Smut, By Alan Bennett

Reviewed,Arifa Akbar
Friday 22 April 2011 00:00 BST
Comments

Your support helps us to tell the story

From reproductive rights to climate change to Big Tech, The Independent is on the ground when the story is developing. Whether it's investigating the financials of Elon Musk's pro-Trump PAC or producing our latest documentary, 'The A Word', which shines a light on the American women fighting for reproductive rights, we know how important it is to parse out the facts from the messaging.

At such a critical moment in US history, we need reporters on the ground. Your donation allows us to keep sending journalists to speak to both sides of the story.

The Independent is trusted by Americans across the entire political spectrum. And unlike many other quality news outlets, we choose not to lock Americans out of our reporting and analysis with paywalls. We believe quality journalism should be available to everyone, paid for by those who can afford it.

Your support makes all the difference.

Smut is a curious mix of the Alan Bennett we know of old, whose clucking, mid-life Northern treasures - Thora Hird and the like - divulge their secrets in gently subversive sotto voce, and the Alan Bennett we are coming to know, post-cancer scare, who might one day be seen as late, uncloseted Bennett, with sex increasingly on the brain.

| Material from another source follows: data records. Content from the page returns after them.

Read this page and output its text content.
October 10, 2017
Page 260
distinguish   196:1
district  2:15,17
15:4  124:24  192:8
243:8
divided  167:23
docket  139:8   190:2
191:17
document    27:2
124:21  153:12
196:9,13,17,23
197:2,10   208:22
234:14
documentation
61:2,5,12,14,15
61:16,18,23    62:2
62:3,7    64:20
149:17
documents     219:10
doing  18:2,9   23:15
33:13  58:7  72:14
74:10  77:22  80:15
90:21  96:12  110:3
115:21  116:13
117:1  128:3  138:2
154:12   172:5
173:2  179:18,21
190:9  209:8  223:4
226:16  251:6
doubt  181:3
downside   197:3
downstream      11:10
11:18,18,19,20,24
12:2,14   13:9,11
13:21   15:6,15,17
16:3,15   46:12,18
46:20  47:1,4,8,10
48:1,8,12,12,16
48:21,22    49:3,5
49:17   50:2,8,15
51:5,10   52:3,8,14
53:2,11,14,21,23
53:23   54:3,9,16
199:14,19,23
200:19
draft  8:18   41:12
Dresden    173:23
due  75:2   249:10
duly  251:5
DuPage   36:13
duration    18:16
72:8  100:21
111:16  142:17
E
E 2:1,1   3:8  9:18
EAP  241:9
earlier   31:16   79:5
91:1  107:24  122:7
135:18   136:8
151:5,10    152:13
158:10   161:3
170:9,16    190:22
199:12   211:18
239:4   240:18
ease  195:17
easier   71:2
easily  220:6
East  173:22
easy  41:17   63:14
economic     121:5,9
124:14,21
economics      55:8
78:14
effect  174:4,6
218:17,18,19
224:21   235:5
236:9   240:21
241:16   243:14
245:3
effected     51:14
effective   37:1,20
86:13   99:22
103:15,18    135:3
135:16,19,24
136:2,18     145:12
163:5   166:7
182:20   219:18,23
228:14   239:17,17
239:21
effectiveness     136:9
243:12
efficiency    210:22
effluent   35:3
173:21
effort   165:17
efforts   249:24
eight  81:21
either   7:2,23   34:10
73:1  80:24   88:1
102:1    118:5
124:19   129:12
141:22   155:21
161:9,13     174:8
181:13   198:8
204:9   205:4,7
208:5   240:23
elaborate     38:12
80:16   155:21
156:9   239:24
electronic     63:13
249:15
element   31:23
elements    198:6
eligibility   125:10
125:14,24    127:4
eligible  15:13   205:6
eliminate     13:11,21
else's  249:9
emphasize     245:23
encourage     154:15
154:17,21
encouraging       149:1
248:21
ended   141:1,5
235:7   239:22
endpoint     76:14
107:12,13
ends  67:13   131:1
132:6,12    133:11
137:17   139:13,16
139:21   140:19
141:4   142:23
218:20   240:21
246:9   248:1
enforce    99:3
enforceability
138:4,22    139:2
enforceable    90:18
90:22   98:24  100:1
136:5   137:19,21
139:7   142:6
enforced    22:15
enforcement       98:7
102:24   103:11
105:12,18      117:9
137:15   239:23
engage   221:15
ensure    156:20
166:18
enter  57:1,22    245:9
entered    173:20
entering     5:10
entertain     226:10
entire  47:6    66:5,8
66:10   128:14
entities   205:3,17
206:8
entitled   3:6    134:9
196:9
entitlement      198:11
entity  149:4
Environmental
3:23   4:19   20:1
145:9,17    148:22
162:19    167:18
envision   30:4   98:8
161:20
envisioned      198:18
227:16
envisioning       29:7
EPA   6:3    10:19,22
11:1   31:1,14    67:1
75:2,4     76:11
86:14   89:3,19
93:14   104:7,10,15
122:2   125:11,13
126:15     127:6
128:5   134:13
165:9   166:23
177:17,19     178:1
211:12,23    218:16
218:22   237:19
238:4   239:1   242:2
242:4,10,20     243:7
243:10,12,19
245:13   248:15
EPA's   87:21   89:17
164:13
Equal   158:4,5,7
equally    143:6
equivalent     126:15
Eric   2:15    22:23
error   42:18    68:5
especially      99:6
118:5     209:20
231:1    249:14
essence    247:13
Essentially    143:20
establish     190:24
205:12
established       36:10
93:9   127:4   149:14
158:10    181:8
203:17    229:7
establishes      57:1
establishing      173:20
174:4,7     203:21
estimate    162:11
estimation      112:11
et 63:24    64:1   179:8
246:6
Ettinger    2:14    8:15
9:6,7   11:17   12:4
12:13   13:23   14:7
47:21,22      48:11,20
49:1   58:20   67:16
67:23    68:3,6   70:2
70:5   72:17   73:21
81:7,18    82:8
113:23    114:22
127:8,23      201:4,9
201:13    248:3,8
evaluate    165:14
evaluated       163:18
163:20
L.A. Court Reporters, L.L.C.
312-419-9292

Thankfully, Bennett takes the subject beyond the uncomfortably repressed homosexual bottom-groping of The History Boys. Here, there is all manner of sex, wholesome and joyous, and not just the smutty variety of its title: there is straight marital, gay extra-marital, virtual, voyeuristic and bedroom farce. The result is not half as shocking as it may sound: neither straightforwardly comical nor sexually-charged, just amusingly peculiar.

The first of the two novella-sized stories is "The Greening of Mrs Donaldson", whose 50-something, recent widow takes on a job as a "demonstrator" in a medical school to act out ailments for a class of students, but after renting out her spare room for extra cash, she also takes to watching her young tenants go at it, in lieu of the rent. So begins her liberated new life - exhibitionist by day, voyeur by night.

The narrative tone is both tender and comic towards its heroine-protagonist, and just as Bennett brings out the nuances of English life in a fully clothed story, so he does the same as she sits politely, legs folded, watching her tenants perform their sexual gymnastics and providing cups of post-coital tea and Custard Creams afterwards. Whenever the sex occurs, in fact, so Mrs Donaldson welcomes it with a furious bout of tea-making, the boiling kettle a suggestive substitute for her own fulminating yet impossibly English sensibility. For this is Bennett's world, were repression is never far from the sexual act. Mrs Donaldson's desires are piqued but stay passive, peeping above the parapet but extending only to voyeurism. The story ends just before the promise of sexual consummation can be fulfilled. Yet we do feel an admiration for our elderly adventurer, and we leave her hoping she may just become a latter-day Moll Flanders while she is still the right side of 60.

The joyous anarchism of this story - of a person in middle-age experiencing a late sexual liberation - might obliquely refer to the autobiographical "coming out" in Bennett's own Untold Stories, and its tone is moving in a way that the second story's is not.

"The Shielding of Mrs Forbes" is a less intimate family farce which send-ups up the vanities and hypocrisies of Middle England and takes the Mrs Bucket motto of 'Keeping Up Appearances' to its extreme conclusion. The story of a marriage between the handsome narcissist, Graham Forbes, and his dowdy but rich wife, quickly pivots on its axis to become a travesty of the sacred vows, in which everyone is sleeping with everyone else: Graham with a rentboy-cum-policeman, his father with his wife, his mother also with the rentboy-cum-policeman. The central irony is a predictable but amusingly delivered one: that a delicate family secret is such an open one that everyone knows.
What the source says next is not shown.